In summary, Brazil has a well-funded and sophisticated philanthropic sector (GIFE members invested almost US $1 billion in 2016), but organizations in this sector tend to manage their own programs and generally do not promote wide community participation and civil society capacity building. One of the consequences of this trend is that, since the beginning of the 2000s, most Brazilian civil society organizations have experienced serious funding crises, which have weakened their ability to drive social change. (In 2013, these crises led to a Reos Partners project on the future of Brazilian civil society.)

Root Problems

With this background information in mind, during our first SDG Philanthropy Platform workshop in São Paulo on August 25, 2017, Reos Partners facilitated a system mapping exercise to identify key challenges faced by Brazil. Through this process, the group identified what they saw as “mental models” that form the root problems of Brazilian society, for example:

  • “The public realm is no one’s land.”
  • “Me first.”
  • “The public sphere is a government responsibility, but government does not work.”
  • “If everyone does it [corruption], why shouldn’t I do it?”
  • “I am not worth anything in this society, and therefore I cannot claim my rights.”

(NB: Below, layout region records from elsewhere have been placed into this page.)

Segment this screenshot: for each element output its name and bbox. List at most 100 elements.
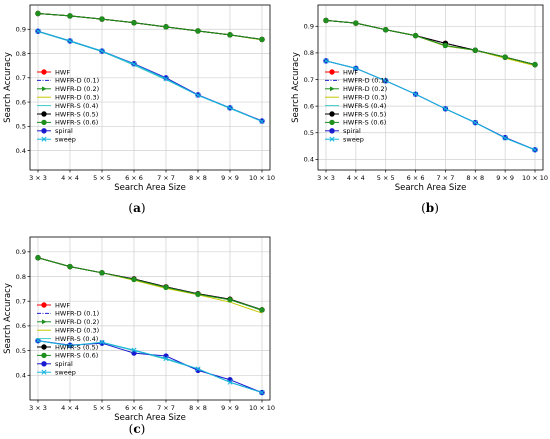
x-tick-label: 3 × 3 (317, 174, 335, 182)
legend-entry-label: HWFR-D (0.3) (55, 327, 99, 335)
chart-panel-c: 3 × 3 4 × 4 5 × 5 6 × 6 7 × 7 8 × 8 9 × 9 10 × … (3, 236, 275, 436)
data-point (227, 105, 233, 111)
data-point (259, 307, 265, 313)
legend-entry-label: sweep (55, 136, 76, 144)
legend-marker (41, 69, 47, 75)
y-tick-label: 0.5 (16, 123, 26, 131)
x-tick-label: 10 × 10 (249, 174, 275, 182)
x-tick-label: 7 × 7 (157, 404, 175, 412)
data-point (227, 32, 233, 38)
x-tick-label: 6 × 6 (407, 174, 425, 182)
series-hwfr-s-0-6- (35, 10, 265, 43)
y-tick-label: 0.7 (16, 298, 26, 306)
y-tick-label: 0.8 (16, 50, 26, 58)
legend-entry-label: HWFR-D (0.2) (55, 85, 99, 93)
legend-marker (329, 128, 335, 134)
data-point (67, 13, 73, 19)
data-point (259, 390, 265, 396)
y-axis-label: Search Accuracy (3, 52, 13, 123)
x-tick-label: 5 × 5 (93, 404, 111, 412)
legend-entry-label: HWFR-S (0.4) (343, 102, 386, 110)
legend-marker (41, 369, 47, 375)
legend-entry-label: HWFR-S (0.6) (343, 119, 386, 127)
x-tick-label: 9 × 9 (496, 174, 514, 182)
y-tick-label: 0.4 (16, 372, 26, 380)
legend-marker (329, 136, 335, 142)
x-tick-label: 10 × 10 (249, 404, 275, 412)
data-point (353, 65, 359, 71)
data-point (131, 350, 137, 356)
data-point (502, 54, 508, 60)
series-hwfr-s-0-6- (35, 255, 265, 313)
y-tick-label: 0.8 (16, 273, 26, 281)
x-tick-label: 6 × 6 (125, 404, 143, 412)
x-tick-label: 4 × 4 (61, 404, 79, 412)
data-point (99, 48, 105, 54)
x-tick-label: 5 × 5 (377, 174, 395, 182)
data-point (442, 42, 449, 49)
legend-entry-label: HWFR-D (0.2) (55, 318, 99, 326)
legend-entry-label: HWFR-S (0.4) (55, 335, 98, 343)
x-tick-label: 7 × 7 (436, 174, 454, 182)
data-point (383, 78, 389, 84)
x-tick-label: 4 × 4 (61, 174, 79, 182)
legend-entry-label: sweep (55, 369, 76, 377)
legend-marker (41, 302, 47, 308)
data-point (99, 339, 105, 345)
legend-marker (329, 119, 335, 126)
data-point (227, 379, 233, 385)
chart-panel-b: 3 × 3 4 × 4 5 × 5 6 × 6 7 × 7 8 × 8 9 × 9 10 × … (291, 4, 548, 215)
legend-marker (329, 111, 335, 117)
series-line (325, 19, 536, 66)
x-tick-label: 8 × 8 (189, 174, 207, 182)
legend-marker (330, 86, 335, 92)
series-line (37, 30, 263, 122)
legend-entry-label: HWFR-S (0.5) (343, 110, 386, 118)
data-point (323, 58, 329, 64)
plot-area-frame (29, 4, 271, 171)
legend-entry-label: HWFR-D (0.2) (343, 85, 387, 93)
legend-entry-label: HWF (55, 68, 70, 76)
series-sweep (35, 338, 265, 396)
y-axis-label: Search Accuracy (3, 283, 13, 354)
x-axis-label: Search Area Size (114, 183, 186, 193)
data-point (35, 10, 41, 17)
legend-entry-label: HWFR-S (0.5) (55, 343, 98, 351)
data-point (195, 366, 201, 372)
data-point (323, 17, 329, 24)
data-point (259, 118, 265, 125)
x-tick-label: 9 × 9 (221, 404, 239, 412)
legend-marker (41, 361, 47, 367)
series-sweep (323, 58, 538, 153)
data-point (259, 36, 265, 43)
legend-marker (41, 352, 47, 359)
x-tick-label: 6 × 6 (125, 174, 143, 182)
data-point (131, 20, 137, 26)
y-tick-label: 0.9 (16, 248, 26, 256)
data-point (227, 297, 233, 303)
data-point (35, 28, 41, 34)
data-point (99, 270, 105, 276)
data-point (35, 255, 41, 261)
panel-caption: (c) (129, 422, 146, 436)
data-point (195, 28, 201, 34)
data-point (383, 27, 389, 33)
x-tick-label: 3 × 3 (29, 174, 47, 182)
data-point (163, 76, 169, 82)
series-line (37, 340, 263, 394)
data-point (412, 32, 419, 39)
data-point (67, 343, 73, 349)
x-axis-label: Search Area Size (114, 413, 186, 423)
series-hwfr-s-0-6- (323, 17, 538, 68)
legend-marker (41, 344, 47, 350)
y-tick-label: 0.5 (304, 129, 314, 137)
legend-entry-label: HWFR-D (0.1) (55, 77, 99, 85)
data-point (67, 38, 73, 44)
y-tick-label: 0.7 (304, 76, 314, 84)
x-axis-label: Search Area Size (395, 183, 467, 193)
data-point (353, 20, 359, 26)
legend-marker (329, 69, 335, 75)
legend-entry-label: spiral (343, 127, 361, 135)
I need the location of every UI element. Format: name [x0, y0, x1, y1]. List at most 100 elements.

Participants grouped the mental models into four areas:

  • Lack of social contract
  • Immediacy
  • Individualism
  • Human rights for the right humans

To everyone’s surprise, these groupings weren’t associated with the themes traditionally addressed by philanthrophic organizations in Brazil. Nonetheless, participants agreed that they are central to all of Brazil’s problems—and therefore serve as potential leverage points for solving them.

Crosscutting SDGs

The next activity in the workshop was to link these mental models to SDGs that the group should focus on. Although the Steering Committee had already done some prioritizing, the objective was for the group to produce a deeper, more effective analysis and to agree on the pathways forward. The participants divided into three groups. Each group was tasked with choosing three SDGs to act on, based on the potential leverage points that had been identified.

The surprises continued.

The three SDGs that received the most attention were issues that cut across all of the others:

16 – Peace, Justice and Strong Institutions (chosen by all three groups)
17 – Partnerships for the Goals (chosen by all three groups)
10 – Reduced Inequalities (chosen by two groups)

Only one group chose SDG 4) Quality Education as a priority, although this area garners by far the most philanthropic investment in the country.

UNDP, the Steering Committee, and Reos Partners are now preparing the next workshops, which are expected to extend well into 2018. They will include prototyping and testing and scaling up initiatives and collaborative pathways to achieve these four SDGs.

Beyond Business as Usual

From my perspective, a process that was interesting from the beginning has become even more so. With the help of a strong convening alliance, a solid platform, and a powerful set of facilitation methodologies, we have been able to go beyond doing business as usual. We now have the opportunity to co-create a set of initiatives focused on what seem to be the fundamental challenges faced by Brazil.